How To Raise Accountable Kids Who Take Responsibility For Their Lives
You probably sat through more than one parent-teacher conference, listening to Mrs. Got-It-In-For-Your-Kid tell you lies about your perfect student. You say to yourself things like, “It’s this negative environment,” or, “It’s Common Core,” or, “It’s the FDA classifying cafeteria pizza as a vegetable serving.” But, sometimes it’s just your obnoxious kid — and you need to fix it.
John Miller is a father of 7 and creator of the Question Behind the Question (QBQ) method, which aims to get to the root of an issue. It also frees up all that time you’d spend blaming, complaining, and procrastinating and help you take accountability for your life — and your kid for theirs. The good news is that Miller put all of this actionable info in his book Raising Accountable Kids, co-authored with his wife, which applies it directly to parenting. And he wrote The QBQ! Workbook with his daughter Kristin Lindeen, just in case you think Miller didn’t test it on real children.
Here is their combined insight on how to be a positive, accountable parent to positive, accountable kids.
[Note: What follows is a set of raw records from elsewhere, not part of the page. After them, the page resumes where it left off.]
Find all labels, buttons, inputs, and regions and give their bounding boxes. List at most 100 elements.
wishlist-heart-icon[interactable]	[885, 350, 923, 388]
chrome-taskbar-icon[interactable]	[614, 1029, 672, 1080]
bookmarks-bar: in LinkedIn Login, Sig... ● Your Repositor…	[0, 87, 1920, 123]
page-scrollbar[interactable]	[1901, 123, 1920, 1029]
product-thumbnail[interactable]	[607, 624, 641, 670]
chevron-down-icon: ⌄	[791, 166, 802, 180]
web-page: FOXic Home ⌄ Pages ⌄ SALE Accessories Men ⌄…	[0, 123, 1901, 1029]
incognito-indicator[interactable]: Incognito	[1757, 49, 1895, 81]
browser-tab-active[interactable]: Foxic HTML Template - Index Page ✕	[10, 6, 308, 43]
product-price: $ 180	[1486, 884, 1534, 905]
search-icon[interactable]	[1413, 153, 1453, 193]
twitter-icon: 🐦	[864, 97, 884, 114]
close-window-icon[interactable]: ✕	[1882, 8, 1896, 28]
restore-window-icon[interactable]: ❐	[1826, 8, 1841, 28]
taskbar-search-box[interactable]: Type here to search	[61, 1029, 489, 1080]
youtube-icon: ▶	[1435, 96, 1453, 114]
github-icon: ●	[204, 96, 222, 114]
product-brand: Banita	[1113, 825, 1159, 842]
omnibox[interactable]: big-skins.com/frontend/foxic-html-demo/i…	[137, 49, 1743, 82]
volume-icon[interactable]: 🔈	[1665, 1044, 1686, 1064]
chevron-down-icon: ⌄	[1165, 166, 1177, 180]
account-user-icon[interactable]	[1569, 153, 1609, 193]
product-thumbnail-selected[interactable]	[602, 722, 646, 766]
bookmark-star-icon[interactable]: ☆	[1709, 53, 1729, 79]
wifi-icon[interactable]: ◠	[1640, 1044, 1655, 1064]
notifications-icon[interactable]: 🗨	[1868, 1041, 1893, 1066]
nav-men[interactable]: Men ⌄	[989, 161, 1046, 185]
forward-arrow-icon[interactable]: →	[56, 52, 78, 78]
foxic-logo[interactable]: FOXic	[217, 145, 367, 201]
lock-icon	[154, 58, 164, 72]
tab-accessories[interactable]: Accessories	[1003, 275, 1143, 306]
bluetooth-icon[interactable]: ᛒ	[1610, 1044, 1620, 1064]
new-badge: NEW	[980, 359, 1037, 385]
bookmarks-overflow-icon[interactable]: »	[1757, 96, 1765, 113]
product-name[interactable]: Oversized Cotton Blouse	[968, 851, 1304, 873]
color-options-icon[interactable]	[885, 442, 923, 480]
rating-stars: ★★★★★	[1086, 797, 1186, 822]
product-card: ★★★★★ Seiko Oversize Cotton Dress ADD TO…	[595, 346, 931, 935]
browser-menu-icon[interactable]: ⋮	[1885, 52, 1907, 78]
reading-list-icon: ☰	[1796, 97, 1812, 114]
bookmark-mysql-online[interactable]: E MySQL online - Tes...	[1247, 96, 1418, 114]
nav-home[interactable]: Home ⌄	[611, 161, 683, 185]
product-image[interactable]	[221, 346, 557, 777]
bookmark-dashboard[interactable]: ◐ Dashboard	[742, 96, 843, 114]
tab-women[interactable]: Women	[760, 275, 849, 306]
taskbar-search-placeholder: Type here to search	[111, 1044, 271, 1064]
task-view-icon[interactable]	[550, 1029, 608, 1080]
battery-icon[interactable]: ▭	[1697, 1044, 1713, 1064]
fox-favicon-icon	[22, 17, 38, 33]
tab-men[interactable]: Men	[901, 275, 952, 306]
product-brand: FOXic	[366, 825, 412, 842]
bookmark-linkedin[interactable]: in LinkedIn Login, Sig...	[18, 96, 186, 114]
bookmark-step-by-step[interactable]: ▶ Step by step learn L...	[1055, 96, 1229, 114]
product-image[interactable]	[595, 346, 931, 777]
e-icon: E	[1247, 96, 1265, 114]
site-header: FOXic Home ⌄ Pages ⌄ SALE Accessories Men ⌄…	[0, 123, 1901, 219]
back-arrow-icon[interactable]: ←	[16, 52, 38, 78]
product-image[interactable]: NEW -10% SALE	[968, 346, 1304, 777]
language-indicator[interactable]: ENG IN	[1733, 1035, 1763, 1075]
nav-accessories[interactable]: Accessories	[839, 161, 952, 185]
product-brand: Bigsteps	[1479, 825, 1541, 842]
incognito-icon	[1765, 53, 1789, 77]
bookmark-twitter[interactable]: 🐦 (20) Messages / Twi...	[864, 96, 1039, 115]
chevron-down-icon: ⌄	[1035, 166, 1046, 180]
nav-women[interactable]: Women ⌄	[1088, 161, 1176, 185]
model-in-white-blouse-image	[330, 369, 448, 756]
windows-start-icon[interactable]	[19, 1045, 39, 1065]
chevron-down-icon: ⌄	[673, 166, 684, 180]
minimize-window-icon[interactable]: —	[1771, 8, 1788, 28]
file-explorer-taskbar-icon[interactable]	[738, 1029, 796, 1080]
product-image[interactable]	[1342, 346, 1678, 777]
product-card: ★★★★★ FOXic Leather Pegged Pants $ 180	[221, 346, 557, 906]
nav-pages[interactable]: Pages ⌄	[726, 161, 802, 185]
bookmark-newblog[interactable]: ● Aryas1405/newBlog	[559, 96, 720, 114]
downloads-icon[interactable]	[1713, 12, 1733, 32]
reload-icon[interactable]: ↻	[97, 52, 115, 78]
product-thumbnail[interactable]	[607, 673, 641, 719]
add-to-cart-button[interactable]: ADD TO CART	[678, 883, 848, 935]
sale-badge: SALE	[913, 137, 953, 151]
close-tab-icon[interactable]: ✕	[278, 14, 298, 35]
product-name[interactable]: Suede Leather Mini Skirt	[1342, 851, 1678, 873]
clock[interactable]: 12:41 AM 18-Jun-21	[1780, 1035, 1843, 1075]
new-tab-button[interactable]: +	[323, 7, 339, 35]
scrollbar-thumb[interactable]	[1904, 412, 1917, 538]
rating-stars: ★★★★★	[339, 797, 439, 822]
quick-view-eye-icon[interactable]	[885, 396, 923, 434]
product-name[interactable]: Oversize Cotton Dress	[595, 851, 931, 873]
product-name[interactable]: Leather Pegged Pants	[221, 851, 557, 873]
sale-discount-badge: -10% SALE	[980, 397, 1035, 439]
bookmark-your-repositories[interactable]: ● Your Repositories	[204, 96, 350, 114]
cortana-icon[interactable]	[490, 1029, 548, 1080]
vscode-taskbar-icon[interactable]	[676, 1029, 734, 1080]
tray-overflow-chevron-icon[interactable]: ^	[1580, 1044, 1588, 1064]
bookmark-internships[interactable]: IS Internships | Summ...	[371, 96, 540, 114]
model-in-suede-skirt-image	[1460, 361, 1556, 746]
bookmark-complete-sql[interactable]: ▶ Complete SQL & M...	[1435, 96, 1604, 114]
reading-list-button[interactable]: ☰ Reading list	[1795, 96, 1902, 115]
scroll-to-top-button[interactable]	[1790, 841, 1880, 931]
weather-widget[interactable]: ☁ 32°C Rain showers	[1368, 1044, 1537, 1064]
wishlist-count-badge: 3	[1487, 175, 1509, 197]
It’s All Your Fault, So Own It
If your kid’s acting out, stop blaming their school or friends or explicit lyrics in hair metal (if you come from the Tipper Gore school of parenting). “What we want is parents, especially young parents, to realize is that ‘My child is a product of my parenting,’” explains John. “And ask ‘What can I do to be a better parent? What can I do to learn new skills?’ Parenting is a learned skill — we’re not born with it.”
The cognitive reframing looks like this: It’s not, “Why is my kid failing in school,” it’s “What can I do to help them get their grades up?” It’s not, “When will they be mature enough to clean their own room,” but “How can I help them learn better habits?”
Get To The Source
Kristin recalls a time when her son Joshua was in kindergarten, and he’d throw tantrum when he came home from school. Timeouts were neither working for him, nor her. “I remember calming myself down and thinking ‘OK, I need a better plan.’ The QBQ was, ‘What can I do to figure out more about the underlying cause than just reacting in the moment?’” she says.
So she went and spoke to her son’s teacher and learned that he was struggling with reading. He would also be pulled out of class for one-on-one work, while the rest of the class got to do fun stuff. “Once I knew that, I was able to go to my son and sit down with him and say ‘I understand now. You’re working all day and your brain is working really hard, and you’re just tired aren’t you?” she says. “He started sobbing and said ‘Yes.’ He just didn’t know how to tell me.”
John and Kristin don’t have any tricks to subtly encourage responsibility and accountability in your kid. The big idea is to reinforce specific ideas, and hold them to their obligations. For example, if her kid is throwing a fit about being asked to pick up his toys, Kristin says, “I actually use the language: ‘You’re responsible for this. ‘You’re responsible for the mess you made.’ We have a conversation.” The same goes for identifying behavior like procrastination or blame. The answer to “Why isn’t your lunch in your backpack?” shouldn’t be “Because you didn’t put it in there, dad.” Call them out on that shit.
Obviously, you also have to practice what you preach. “Modeling is the most powerful of all teachers,” says John. “If they don’t see parents whining about going to work or complaining about a boss or getting angry at the neighbor, then you’ve got a better chance of raising an accountable kid.” Save your drama for their momma.
It Never Ends
You can’t just read a couple of baby books and expect to be set on parenting for life. Each stage is going to be different. Each kid is going to be different. Your job is to adapt and learn new tools. For John and his wife, that became clear when they adopted 3 young sisters and were surprised to find they had challenges they didn’t have with their birth children.
“We thought we were pretty effective parents, but we still had to ask as these kids engaged in behaviors we’d never seen before, ‘What can I do to learn new skills?” he explains. “Any parent can use that question. The accountable parent, the QBQ parent, is going to constantly be asking that.” Miller’s advice: Ignore all those self-help books that tell you to stop questioning yourself, because as a parent, you need to.